Michael Kleerekoper, MD, MACE, has joined the faculty at the University of Toledo Medical School where he is Professor in the Department of Internal Medicine and section chief of the Endocrinology Division. The author of numerous journal studies, Dr. Kleerekoper serves on the editorial boards for Endocrine Today, Endocrine Practice, Journal of Clinical Densitometry, Journal of Women's Health, Osteoporosis International and Calcified Tissue International. Dr. Kleerekoper is also a founding board member of the newly formed Academy of Women’s Health.

Sight unseen

In the midst of the controversy surrounding the recommendations for breast cancer screening from the U.S. Preventive Services Task Force, a section of the Agency for Healthcare Research and Quality, I received a two-page letter from my primary care physician reminding me that it was time for me to have my screening colonoscopy. Included with the two-page letter was the equipment for me to first perform a hemoccult test, complete with a pre-paid addressed envelope for returning my specimen.

Sounds reasonable except that, to my knowledge, I have never set eyes on my PCP and certainly have never provided a history or presented for a physical examination. The PCP was selected for me a few months ago by my insurance carrier after my former PCP left the system.

In fairness, I must quickly add that my doctor has probably never seen the letter that arrived in my mail, and it was certainly not hand signed.
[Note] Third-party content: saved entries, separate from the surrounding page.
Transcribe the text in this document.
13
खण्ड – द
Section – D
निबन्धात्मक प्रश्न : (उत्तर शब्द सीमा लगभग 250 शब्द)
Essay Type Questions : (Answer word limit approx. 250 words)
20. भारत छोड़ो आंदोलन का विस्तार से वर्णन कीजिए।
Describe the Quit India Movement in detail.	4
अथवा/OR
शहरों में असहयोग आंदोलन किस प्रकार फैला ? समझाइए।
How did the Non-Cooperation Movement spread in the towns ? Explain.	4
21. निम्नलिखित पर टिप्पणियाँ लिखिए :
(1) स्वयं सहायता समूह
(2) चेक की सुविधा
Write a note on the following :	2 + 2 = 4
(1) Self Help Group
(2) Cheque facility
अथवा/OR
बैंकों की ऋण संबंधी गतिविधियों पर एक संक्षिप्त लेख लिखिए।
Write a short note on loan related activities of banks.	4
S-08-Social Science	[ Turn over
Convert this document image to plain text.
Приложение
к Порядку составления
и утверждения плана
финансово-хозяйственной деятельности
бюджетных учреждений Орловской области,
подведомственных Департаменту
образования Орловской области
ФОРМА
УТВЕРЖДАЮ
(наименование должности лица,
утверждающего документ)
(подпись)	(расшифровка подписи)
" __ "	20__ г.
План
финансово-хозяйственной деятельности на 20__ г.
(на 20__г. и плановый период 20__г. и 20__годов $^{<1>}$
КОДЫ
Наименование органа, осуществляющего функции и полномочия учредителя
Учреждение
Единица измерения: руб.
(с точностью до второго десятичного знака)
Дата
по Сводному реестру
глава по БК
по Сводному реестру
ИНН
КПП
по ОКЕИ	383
However, I did appreciate the closing sentence: “As we approach the holidays, give yourself and your family the most special gift of all: peace of mind with respect to caring for your health and well-being.”

Should I conclude from this that there is a priori knowledge that my colonoscopy will be normal?

As an endocrinologist most of my clinical activity is devoted to preventive medicine:

  • optimizing glycemic control in patients with diabetes, making sure that they are up to date with visits to the ophthalmologist and podiatrist;
  • preventing the first or subsequent fractures in patients with low bone density or osteoporosis;
  • managing dyslipidemia or hypertension to prevent adverse health outcomes;
  • and minimizing the risk of future kidney stones in patients who have already suffered the agony of their first one.

I certainly have no beef with preventive medicine. What gets my juices flowing is what I call “cookie cutter” medicine where the needs of the individual patient take second-place precedence over making doctors sure that they don’t run afoul of AHRQ or any other government or insurance agency.

Since I am in a sounding-off mood, there is one more item I want to get off my chest. The therapy we prescribe for our patients only works if it is taken as prescribed at least most of the time, but the literature is replete with documentation of poor adherence with almost all classes of preventive therapy such as the list I gave above.

In my community, it is common for the pharmacist to provide a detailed description of all potential side effects when they hand the patient the medication. I have yet to see labeling describing why the drug has been prescribed. My all-time favorite was the patient who refused to take raloxifene when she read the pharmacist’s label indicating that the drug may have an effect on her cholesterol level. Indeed it does — it increases HDL and lowers LDL and total cholesterol, a favorable effect. When I contacted the pharmacist to inquire where he got his information he told me that it came from “head office,” and he didn’t have time to check the labeling on every drug he prescribes!

Preventive medicine is perhaps the most important aspect of our health care system — let’s not mess it up with rules, regulations, and behaviors that make no sense at all!